Fuel oil “everywhere”, “black” beaches and fishermen “forced to a halt” … In Spain, the Prestige drama created “a real shock”, still “omnipresent” in memories, says Alberto Blanco, former mayor of Muxia, a village on the front line in the face of the disaster, told AFP.

It was off this town of 4,000 souls located west of La Coruña that the Liberian tanker made a distress call on November 13, 2002, after the appearance of a breach several meters long on its side. right during a storm.

“The boat was in bad shape, with waves six to eight meters high,” says Mr. Blanco, who remembers rushing to the shore as soon as the accident was announced to see the damage. The ship “was very close to the coast, the situation was serious”.

On November 14, the decision was made to evacuate almost the entire crew. The “Prestige”, a single-hull boat belonging to a family of Greek shipowners domiciled in Liberia, but flying the flag of the Bahamas, begins to pour thick fuel oil into the ocean.

Thinking of removing the danger, the public authorities then decided to have the ship towed out to sea, first to the northwest, then to the south, instead of bringing it closer to a port to contain the leak. A controversial choice, as the storm continues.

After six days adrift, the ship finally broke in two on November 19, 270 kilometers from the Spanish coast, and sank in the cold waters of the Atlantic at a depth of 3,500 meters, causing the most serious oil spill in history. of the Iberian Peninsula.

– Judicial marathon –

“The disaster had an immense scale”, with damage “in Spain, but also in Portugal and France”, where countless oil pancakes were found, from the Aquitaine coast to Brittany, recalls Sara del Río, head of research at Greenpeace Spain.

According to available estimates, 63,000 tonnes of fuel oil escaped into the ocean, soiling 2,900 kilometers of coastline. Nearly 200,000 seabirds have also perished, despite the intervention of tens of thousands of volunteers.

“The rocks were covered with fuel oil, the beaches too. Cleaning them was very difficult, because it was viscous and sticky, and the fuel oil kept coming back with the tides. It gave a feeling of rage and helplessness”, recalls Alberto Blanco, who evokes an “endless fight”.

This fight, after long months of cleaning, took a legal turn. After a long standoff, the Spanish courts sentenced the Greek captain of the tanker to two years in prison in 2016, under medical treatment at the time and at the head of an inexperienced crew.

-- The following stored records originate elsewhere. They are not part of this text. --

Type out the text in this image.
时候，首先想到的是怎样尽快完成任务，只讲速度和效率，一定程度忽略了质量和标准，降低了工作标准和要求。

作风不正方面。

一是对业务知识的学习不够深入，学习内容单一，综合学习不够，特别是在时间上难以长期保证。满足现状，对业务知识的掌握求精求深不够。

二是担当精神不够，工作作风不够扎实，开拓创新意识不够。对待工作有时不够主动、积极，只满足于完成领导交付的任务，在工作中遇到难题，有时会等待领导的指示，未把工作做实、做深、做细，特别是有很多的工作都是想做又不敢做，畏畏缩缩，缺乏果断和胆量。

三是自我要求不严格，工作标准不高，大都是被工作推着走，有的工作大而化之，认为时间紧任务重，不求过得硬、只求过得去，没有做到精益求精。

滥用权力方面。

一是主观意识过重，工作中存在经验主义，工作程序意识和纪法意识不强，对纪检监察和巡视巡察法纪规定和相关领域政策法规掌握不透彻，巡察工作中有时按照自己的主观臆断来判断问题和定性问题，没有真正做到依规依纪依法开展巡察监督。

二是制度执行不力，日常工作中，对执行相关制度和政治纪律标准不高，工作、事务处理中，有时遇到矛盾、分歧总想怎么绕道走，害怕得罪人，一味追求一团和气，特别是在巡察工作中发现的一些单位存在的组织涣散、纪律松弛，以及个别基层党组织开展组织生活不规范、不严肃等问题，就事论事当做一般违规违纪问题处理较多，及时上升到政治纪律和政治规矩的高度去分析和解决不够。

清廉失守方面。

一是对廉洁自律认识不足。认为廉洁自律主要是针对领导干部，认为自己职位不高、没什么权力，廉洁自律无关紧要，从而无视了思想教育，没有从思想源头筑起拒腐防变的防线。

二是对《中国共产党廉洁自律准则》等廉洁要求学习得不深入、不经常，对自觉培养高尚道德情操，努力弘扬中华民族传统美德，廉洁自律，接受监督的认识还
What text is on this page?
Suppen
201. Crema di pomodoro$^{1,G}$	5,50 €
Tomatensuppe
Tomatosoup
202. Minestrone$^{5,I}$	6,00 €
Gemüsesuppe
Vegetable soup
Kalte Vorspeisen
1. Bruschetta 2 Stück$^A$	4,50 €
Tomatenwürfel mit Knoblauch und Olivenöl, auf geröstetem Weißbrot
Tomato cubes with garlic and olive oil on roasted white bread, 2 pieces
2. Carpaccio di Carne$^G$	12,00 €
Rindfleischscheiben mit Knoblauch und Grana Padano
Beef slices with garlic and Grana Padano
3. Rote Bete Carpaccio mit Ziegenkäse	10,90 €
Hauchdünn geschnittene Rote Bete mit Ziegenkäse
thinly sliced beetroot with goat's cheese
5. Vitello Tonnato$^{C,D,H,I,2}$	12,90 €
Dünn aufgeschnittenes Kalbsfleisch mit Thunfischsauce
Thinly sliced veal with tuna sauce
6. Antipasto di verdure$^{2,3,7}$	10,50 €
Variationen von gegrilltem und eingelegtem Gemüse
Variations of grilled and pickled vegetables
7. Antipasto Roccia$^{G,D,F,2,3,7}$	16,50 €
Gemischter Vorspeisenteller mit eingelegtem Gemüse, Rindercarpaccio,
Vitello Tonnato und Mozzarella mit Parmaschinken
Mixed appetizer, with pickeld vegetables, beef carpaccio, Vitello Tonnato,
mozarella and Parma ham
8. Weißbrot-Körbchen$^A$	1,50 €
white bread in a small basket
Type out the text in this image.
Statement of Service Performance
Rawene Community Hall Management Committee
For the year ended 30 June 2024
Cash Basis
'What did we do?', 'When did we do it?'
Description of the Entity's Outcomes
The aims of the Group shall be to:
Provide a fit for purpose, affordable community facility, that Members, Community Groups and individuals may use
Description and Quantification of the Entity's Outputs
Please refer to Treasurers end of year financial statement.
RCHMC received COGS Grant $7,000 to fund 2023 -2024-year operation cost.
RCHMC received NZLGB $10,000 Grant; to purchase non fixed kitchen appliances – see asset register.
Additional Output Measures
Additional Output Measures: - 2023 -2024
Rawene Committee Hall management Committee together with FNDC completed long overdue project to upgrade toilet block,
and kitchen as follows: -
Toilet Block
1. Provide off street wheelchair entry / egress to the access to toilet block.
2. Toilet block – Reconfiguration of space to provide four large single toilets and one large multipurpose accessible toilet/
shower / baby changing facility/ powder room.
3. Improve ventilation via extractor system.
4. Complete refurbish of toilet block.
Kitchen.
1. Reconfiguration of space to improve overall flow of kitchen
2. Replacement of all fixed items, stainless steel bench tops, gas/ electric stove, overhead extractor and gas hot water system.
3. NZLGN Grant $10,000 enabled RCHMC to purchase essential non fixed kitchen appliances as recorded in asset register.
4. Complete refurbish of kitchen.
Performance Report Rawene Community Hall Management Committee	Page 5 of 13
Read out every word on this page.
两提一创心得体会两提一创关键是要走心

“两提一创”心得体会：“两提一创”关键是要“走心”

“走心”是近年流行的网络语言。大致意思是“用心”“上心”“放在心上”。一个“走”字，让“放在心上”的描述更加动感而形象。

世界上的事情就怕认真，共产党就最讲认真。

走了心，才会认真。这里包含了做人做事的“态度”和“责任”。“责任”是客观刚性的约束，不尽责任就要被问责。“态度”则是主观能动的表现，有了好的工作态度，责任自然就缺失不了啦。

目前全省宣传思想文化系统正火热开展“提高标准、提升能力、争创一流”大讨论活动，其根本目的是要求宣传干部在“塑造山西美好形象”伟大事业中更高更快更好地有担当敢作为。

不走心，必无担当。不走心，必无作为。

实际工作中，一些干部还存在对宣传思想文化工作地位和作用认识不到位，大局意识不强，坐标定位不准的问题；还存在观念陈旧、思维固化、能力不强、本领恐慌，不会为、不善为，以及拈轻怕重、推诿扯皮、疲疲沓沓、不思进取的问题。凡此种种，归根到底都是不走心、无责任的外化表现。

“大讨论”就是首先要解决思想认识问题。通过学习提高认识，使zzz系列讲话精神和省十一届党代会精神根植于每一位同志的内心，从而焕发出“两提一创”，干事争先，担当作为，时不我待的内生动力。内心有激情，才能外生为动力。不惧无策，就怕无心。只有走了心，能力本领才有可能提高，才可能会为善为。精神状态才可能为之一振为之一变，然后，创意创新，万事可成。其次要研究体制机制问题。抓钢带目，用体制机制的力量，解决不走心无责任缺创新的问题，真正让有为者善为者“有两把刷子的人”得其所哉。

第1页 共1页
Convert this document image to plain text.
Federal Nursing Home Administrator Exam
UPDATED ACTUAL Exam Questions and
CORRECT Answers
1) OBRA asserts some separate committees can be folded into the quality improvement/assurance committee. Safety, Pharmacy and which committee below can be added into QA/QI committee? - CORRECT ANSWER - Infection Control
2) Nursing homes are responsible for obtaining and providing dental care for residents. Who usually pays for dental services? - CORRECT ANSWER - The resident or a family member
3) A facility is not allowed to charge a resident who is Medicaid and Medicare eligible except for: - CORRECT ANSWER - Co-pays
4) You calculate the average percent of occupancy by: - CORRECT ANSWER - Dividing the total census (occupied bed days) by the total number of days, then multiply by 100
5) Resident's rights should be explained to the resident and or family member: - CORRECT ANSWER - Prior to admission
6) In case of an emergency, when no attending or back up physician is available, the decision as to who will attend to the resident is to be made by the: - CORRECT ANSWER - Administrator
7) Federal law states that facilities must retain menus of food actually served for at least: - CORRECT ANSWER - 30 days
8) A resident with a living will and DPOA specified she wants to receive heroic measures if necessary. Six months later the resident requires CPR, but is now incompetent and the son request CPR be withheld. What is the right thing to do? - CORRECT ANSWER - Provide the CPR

Declared civilly responsible, the Liberian owner and the British insurer of the boat were, for their part, ordered to pay 1.5 billion euros in compensation, the majority to the Spanish State, the French State having received, his side, about 60 million euros.

A decision hailed by the associations, which nevertheless regretted the absence of political leaders in the dock, despite decisions deemed “disastrous” by the right-wing government of José María Aznar and the regional authorities of Galicia.

“There were ill-advised choices, such as moving the boat further away instead of bringing it closer to a port (…) The oil spill then spread until it became uncontrollable,” says Sara del Río. , for whom “all the lessons (of the disaster) have not been learned”.

Ban on single-hull tankers off the coast of the EU, precise protocols in the event of sinking, reinforcement of inspections: following the sinking of the “Prestige”, several important decisions were taken to improve the safety of the transport of products dangerous.

But these measures have not completely eliminated the risk of a new oil spill.

“There is always the possibility that a disaster like the “Prestige” disaster will repeat itself. Firstly because there are still tankers in poor condition circulating, and secondly because we are transporting more and more ‘fossil fuels by boat’, recalls the head of Greenpeace.